With lingering concerns for environmental issues, public authorities are taking measures to reduce greenhouse gas emissions, introducing low-emission areas in cities to tackle environmental pollution. In order to do so, control systems are to be installed and one must-be option is to develop automated solutions for local law enforcement to facilitate the process.
While cities have already deployed numerous cameras for security and traffic control purposes, they currently lack the ability to distinguish between thermal and electric vehicles on the streets. Apart from the difference in CO2 emissions, one of the key distinctions between these types of vehicles lies in the engine noise they produce.
In order to deploy a smart system and tackle the subsequent challenges, the technical requirements include the following points. Firstly, the solution considered should be portable, enabling easy movement and relocation on the go to different sensitive zones for audio data collection. This involves creating an embedded system that is compact, lightweight, and easy to transport in the field. Secondly, this audio recognition system should be battery powered with sufficient battery autonomy for the solution to operate overlong periods without frequent charging, minimizing interruptions in the data collection. Last, the audio collection should be extremely authentic, reflecting the high end audio components embedded in the system. This last prerequisite is the signature guarantee of a system’s accuracy for later performance.

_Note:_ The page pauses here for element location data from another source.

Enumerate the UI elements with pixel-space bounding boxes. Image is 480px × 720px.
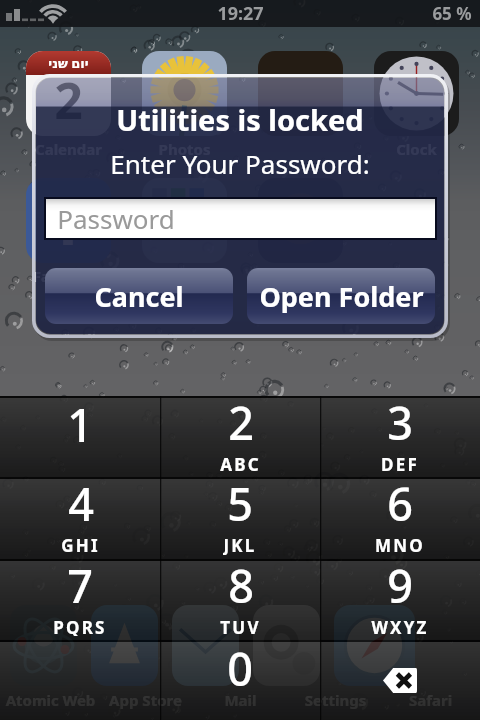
staticText: Safari [365,690,480,710]
staticText: TUV [220,616,261,636]
staticText: MNO [375,534,425,555]
button[interactable]: 9 [320,559,480,640]
button[interactable]: 1 [0,396,160,477]
staticText: PQRS [53,616,107,636]
button[interactable]: 6 [320,477,480,559]
staticText: 2 [228,392,254,453]
staticText: Clock [374,139,459,159]
staticText: Enter Your Password: [36,146,444,181]
staticText: 19:27 [217,1,264,26]
button[interactable]: 2 [160,396,320,477]
staticText: 6 [387,473,413,534]
staticText: 2 [54,66,83,134]
staticText: 3 [387,392,413,453]
staticText: 5 [227,473,253,534]
staticText: Mail [175,690,306,710]
staticText: 4 [68,473,94,534]
staticText: DEF [381,453,419,473]
staticText: Settings [270,690,401,710]
button[interactable]: 3 [320,396,480,477]
staticText: Photos [142,139,227,159]
staticText: App Store [80,690,211,710]
button[interactable]: Password [46,199,435,238]
staticText: 65 % [432,2,472,25]
button[interactable] [0,640,160,720]
button[interactable]: 0 [160,640,320,720]
staticText: Tweetbot [258,266,343,286]
staticText: JKL [223,534,257,555]
staticText: יום שני [48,54,89,72]
button[interactable]: 7 [0,559,160,640]
staticText: 9 [387,555,413,616]
staticText: Password [57,201,175,236]
staticText: 7 [67,555,93,616]
staticText: Atomic Web [0,690,116,710]
staticText: f [57,179,81,263]
staticText: WXYZ [371,616,429,636]
staticText: GHI [61,534,100,555]
staticText: 0 [227,638,253,699]
staticText: Utilities [142,266,227,286]
button[interactable]: Open Folder [247,268,435,324]
staticText: 8 [228,555,254,616]
staticText: Utilities is locked [36,100,444,139]
staticText: Cancel [94,278,184,315]
staticText: Calendar [26,139,111,159]
button[interactable]: 5 [160,477,320,559]
staticText: ABC [220,453,261,473]
staticText: Open Folder [259,278,424,315]
staticText: Facebook [26,266,111,286]
button[interactable]: Backspace [320,640,480,720]
button[interactable]: Cancel [45,268,233,324]
button[interactable]: 4 [0,477,160,559]
staticText: 1 [67,394,93,455]
button[interactable]: 8 [160,559,320,640]
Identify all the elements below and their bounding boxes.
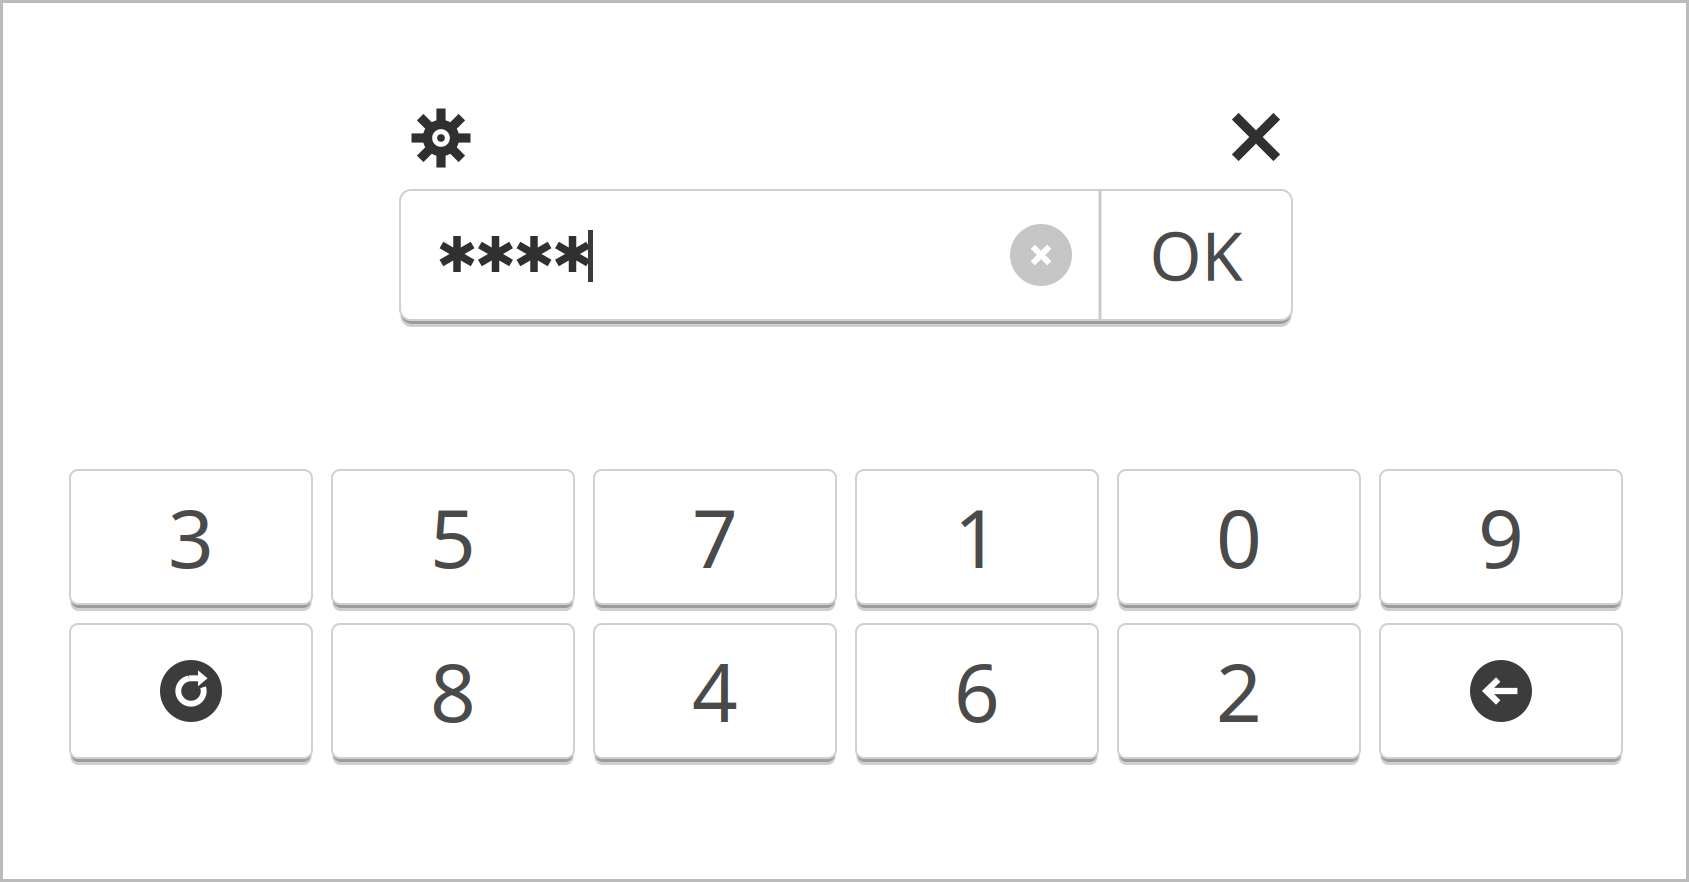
staticText: 5 xyxy=(430,484,476,590)
button[interactable]: Settings xyxy=(399,96,483,180)
button[interactable]: 7 xyxy=(594,470,836,604)
button[interactable]: 1 xyxy=(856,470,1098,604)
staticText: OK xyxy=(1150,211,1242,299)
button[interactable]: 4 xyxy=(594,624,836,758)
button[interactable]: 3 xyxy=(70,470,312,604)
staticText: 2 xyxy=(1216,638,1262,744)
button[interactable]: Clear text xyxy=(1010,224,1072,286)
button[interactable]: 9 xyxy=(1380,470,1622,604)
staticText: 4 xyxy=(692,638,738,744)
button[interactable]: Enter xyxy=(70,624,312,758)
button[interactable]: 8 xyxy=(332,624,574,758)
staticText: 1 xyxy=(954,484,1000,590)
button[interactable]: 2 xyxy=(1118,624,1360,758)
button[interactable]: Backspace xyxy=(1380,624,1622,758)
staticText: 7 xyxy=(692,484,738,590)
button[interactable]: 6 xyxy=(856,624,1098,758)
button[interactable]: 0 xyxy=(1118,470,1360,604)
staticText: 9 xyxy=(1478,484,1524,590)
button[interactable]: Close xyxy=(1214,95,1298,179)
button[interactable]: OK xyxy=(1100,190,1292,320)
staticText: 3 xyxy=(168,484,214,590)
button[interactable]: 5 xyxy=(332,470,574,604)
staticText: 0 xyxy=(1216,484,1262,590)
staticText: 8 xyxy=(430,638,476,744)
staticText: 6 xyxy=(954,638,1000,744)
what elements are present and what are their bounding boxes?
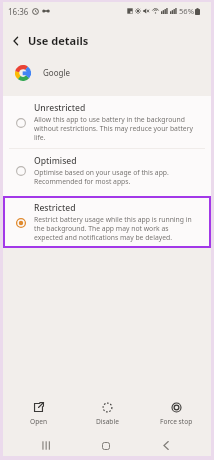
button[interactable]: Recent apps bbox=[35, 435, 57, 456]
staticText: Disable bbox=[96, 417, 119, 426]
staticText: Allow this app to use battery in the bac… bbox=[34, 115, 197, 142]
button[interactable]: Navigate up bbox=[5, 30, 27, 52]
staticText: Unrestricted bbox=[34, 102, 86, 114]
staticText: 56% bbox=[179, 6, 194, 16]
button[interactable]: Back bbox=[155, 435, 177, 456]
button[interactable]: Restricted bbox=[3, 196, 211, 248]
staticText: 16:36 bbox=[8, 6, 29, 17]
button[interactable]: Disable bbox=[73, 400, 142, 428]
button[interactable]: Open bbox=[3, 400, 73, 428]
staticText: Use details bbox=[28, 33, 89, 48]
button[interactable]: Force stop bbox=[142, 400, 211, 428]
staticText: Optimise based on your usage of this app… bbox=[34, 168, 197, 186]
button[interactable]: Home bbox=[95, 435, 117, 456]
staticText: Restrict battery usage while this app is… bbox=[34, 215, 197, 242]
staticText: Open bbox=[30, 417, 47, 426]
staticText: Optimised bbox=[34, 155, 77, 167]
staticText: Force stop bbox=[160, 417, 193, 426]
button[interactable]: Unrestricted bbox=[3, 96, 211, 148]
staticText: Google bbox=[43, 67, 70, 78]
button[interactable]: Optimised bbox=[3, 149, 211, 192]
staticText: Restricted bbox=[34, 202, 76, 214]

To overcome these challenges, Digigram has created a tailored solution consisting of an embedded system equipped with four microphones, a battery offering 8 hours of autonomy, and a sound card for audio transport and processing. Drawing on their expertise in artificial intelligence, Digigram has developed machine learning software trained on a diverse range of sound samples. This AI-powered system can effectively differentiate between thermal and electric vehicles. The sounds captured by the embedded system are transmitted to the AI, which classifies the vehicles in real-time based on their engine type. This system based on real time audio collection and recognition enables public authorities to adjust their circulation policies immediately, or serve as probing systems to elaborate future global policies.